Fredrik Raddum's (1973) new exhibition "Hacienda Paradise - Utopia Experiment” opens Thursday March 23rd, at Galleri Brandstrup in Oslo. The exhibition consists of eleven new sculptures and an extensive installation created uniquely for the gallery space.
"Hacienda Paradise - Utopia Experiment” revolves around the human need for reinvention through relocating and migrating. The exhibition title takes us back to a group of dreamy homesteaders from Europe who left their homes to live on the Galápagos Islands in the 1930's. They all left in search for a better life and a new beginning, but their migration to what they expected to be a new Eden resulted in what today is referred to as "The Galapagos Affair”.
The Galapagos Islands are a small chain of islands in the Pacific Ocean off the western coast of Ecuador, to which they belong. The first to move was the German Dr.
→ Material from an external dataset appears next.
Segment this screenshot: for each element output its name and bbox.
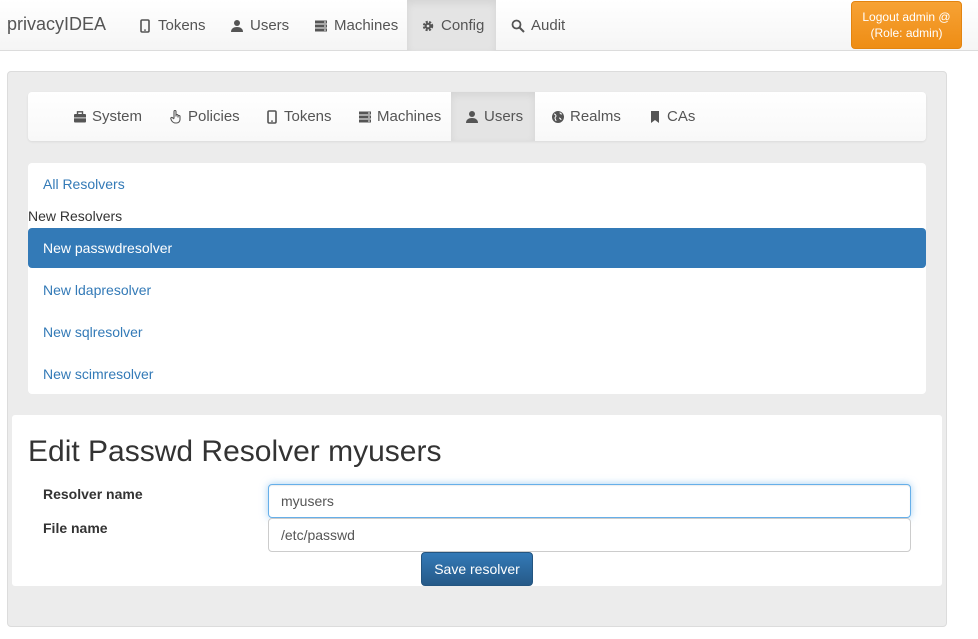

Ritter, who arrived with his lover at Galapagos in 1929. Shortly thereafter, European newspapers caught interest in the two lovers that had escaped civilization for a better and cleaner life in The Pacific, a modern day “Eden”. Their adventure made them celebrities and not long after their arrival, more people migrated to the islands in search for a new life. The following settlers was the Wittemer family, And shortly after an eccentric Australian woman settled down with her two German lovers and a servant. Her real name was Eloise Wehrbon de Wagner-Bosquet. She declared herself the “Empress of Forteana” and announced her plans to build a grand luxury hotel for rich yachters on Floreana. This is where paradise ends and the mysterious story of "The Galapagos Affair” begins, of which you can read about in Erling Dokk Holm’s essay about the exhibition "Hacienda Paradise - Utopia Experiment”.
The Baroness’ idea of building a hotel on the island was not popular among the other settlers. The small shack guesthouse was build and she called it “Hacienda Paradise”, but it was never idyllic.
With reference to the Baroness’ Hacienda Paradise Raddum takes hold of his own issues and has built his own utopian dream, the installation Hacienda Paradise. The fragile installation looks like it is built in the forest and brought into the exhibition.
The following collapse of Dr. Ritter’s utopian paradise is part of «The Gallapogos Affair», which is based on a series of events that resulted in a mystery that has puzzled historians ever since the 1930-ies. In the exhibition "Hacienda Paradise - Utopia Experiment” one can recognize sculptures echoing the people who migrated to the island, but the underlying subject of the exhibition is still universal, reminding us that we can change our surroundings, but we cannot escape from ourselves.